For supporting actress in a comedy, though, the future seems a bit clearer. As well deserved as Colon-Zayas’ victory was last season, her narrative as reigning champion will likely be overshadowed by the sense that it’s finally time for Hannah Einbinder, the dutiful second banana to Jean Smart on Hacks, to have her moment. Much as Smart’s winning streak makes sense within the narrative of the show, Einbinder’s string of losses suits her constantly self-defeating character, Ava. But enough is enough — Einbinder is truly a co-lead on Hacks, and if Emmy voters love the show as much as they seem to, a victory for her is long overdue. Kalshi agrees — Einbinder is given a 78 percent chance of winning.
Penguin Lessons
You might be forgiven for thinking there’s another returning champion in the mix given how many times he’s made awards show speeches in the last year. Colin Farrell ran the table at the winter awards shows for his transformative performance in The Penguin, the Max limited series that debuted last fall. He and his co-star Cristin Miloti — she won a Critics Choice Award, it’s worth noting — are both still formidable in a limited series race that’s a little less starry than it used to be.

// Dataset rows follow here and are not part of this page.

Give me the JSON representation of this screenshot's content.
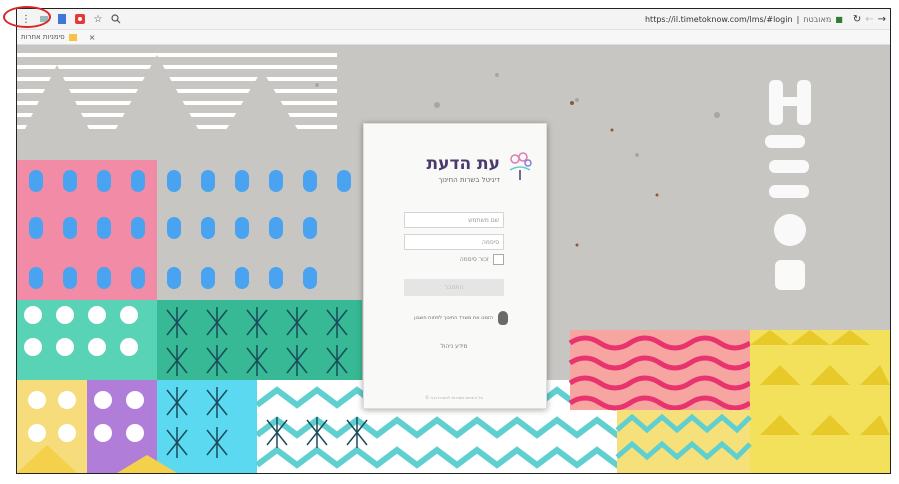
{
  "browser": {
    "menu_icon": "⋮",
    "url": "https://il.timetoknow.com/lms/#login",
    "secure_label": "מאובטח",
    "tab_close": "×"
  },
  "bookmarks": {
    "item1": "סימניות אחרות"
  },
  "login": {
    "logo_title": "עת הדעת",
    "logo_subtitle": "דיגיטל בשרות החינוך",
    "username_placeholder": "שם משתמש",
    "password_placeholder": "סיסמה",
    "remember_label": "זכור סיסמה",
    "login_button": "התחבר",
    "forgot_text": "הזמנו את משרד החינוך לפתוח חשבון",
    "support_link": "מידע ניהול",
    "footer": "© כל הזכויות שמורות לחברת ת.ה"
  },
  "colors": {
    "annotation": "#d62828",
    "brand_purple": "#4b3a6e"
  }
}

And yet, Farrell won at all those awards shows in part because he was not yet up against the phenomenon of Adolescence, nor was Milioti contending with Michelle Williams in Dying for Sex. The Penguin has the benefit of being the only limited series priority for HBO, which is stuck balancing The Last of Us, The White Lotus and sibling Max Original The Pitt in the drama categories. But I’m still not sure how strong The Penguin can remain while facing off against Adolescence, which is running series co-creator and star Stephen Graham in the lead actor category against Farrell. Kalshi, for now, still gives the edge to Farrell.
The Globes, Critics Choice and SAG Awards include a lot of winners that were eligible for last year’s Emmys, like Baby Reindeer’s Jessica Gunning. So it’s really up to Farrell — plus lead comedy actor contenders Short, White and Brody — to show us if an awards bump really can carry from January all the way to September.

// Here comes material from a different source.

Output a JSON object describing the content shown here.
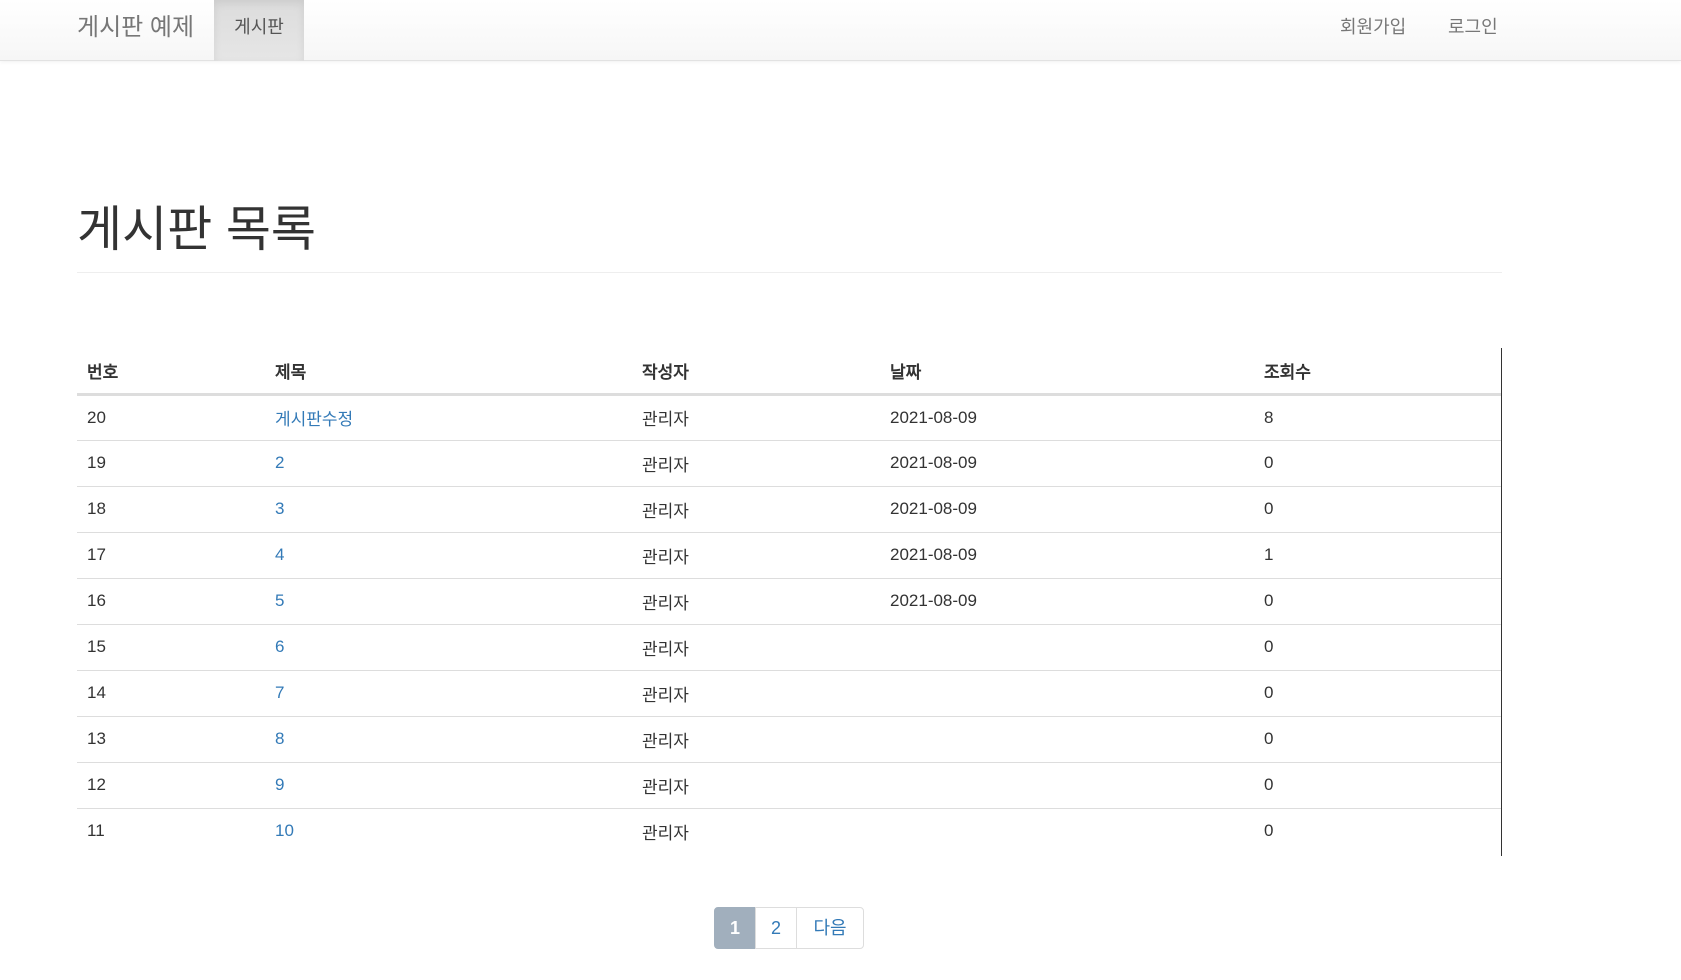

Here’s one more reason the betting markets will be fascinating to watch between now and September: After May 31, by which date all a show must premiere to be Emmy-eligible, virtually nothing about this race will publicly change. Unlike Oscar season, with its precursor awards and endless in-person events, shifts in the Emmy race largely take place out of the public eye, or really in the minds of more than 25,000 Emmy voters as they fill out their ballots. Can any Kalshi users really detect if, say, a few thousand voters decide they really want this to be Gary Oldman’s year for Slow Horses? Oldman’s being given a 4 percent chance on the exchange right now, so if you really believe in him, now’s the time to place that bet.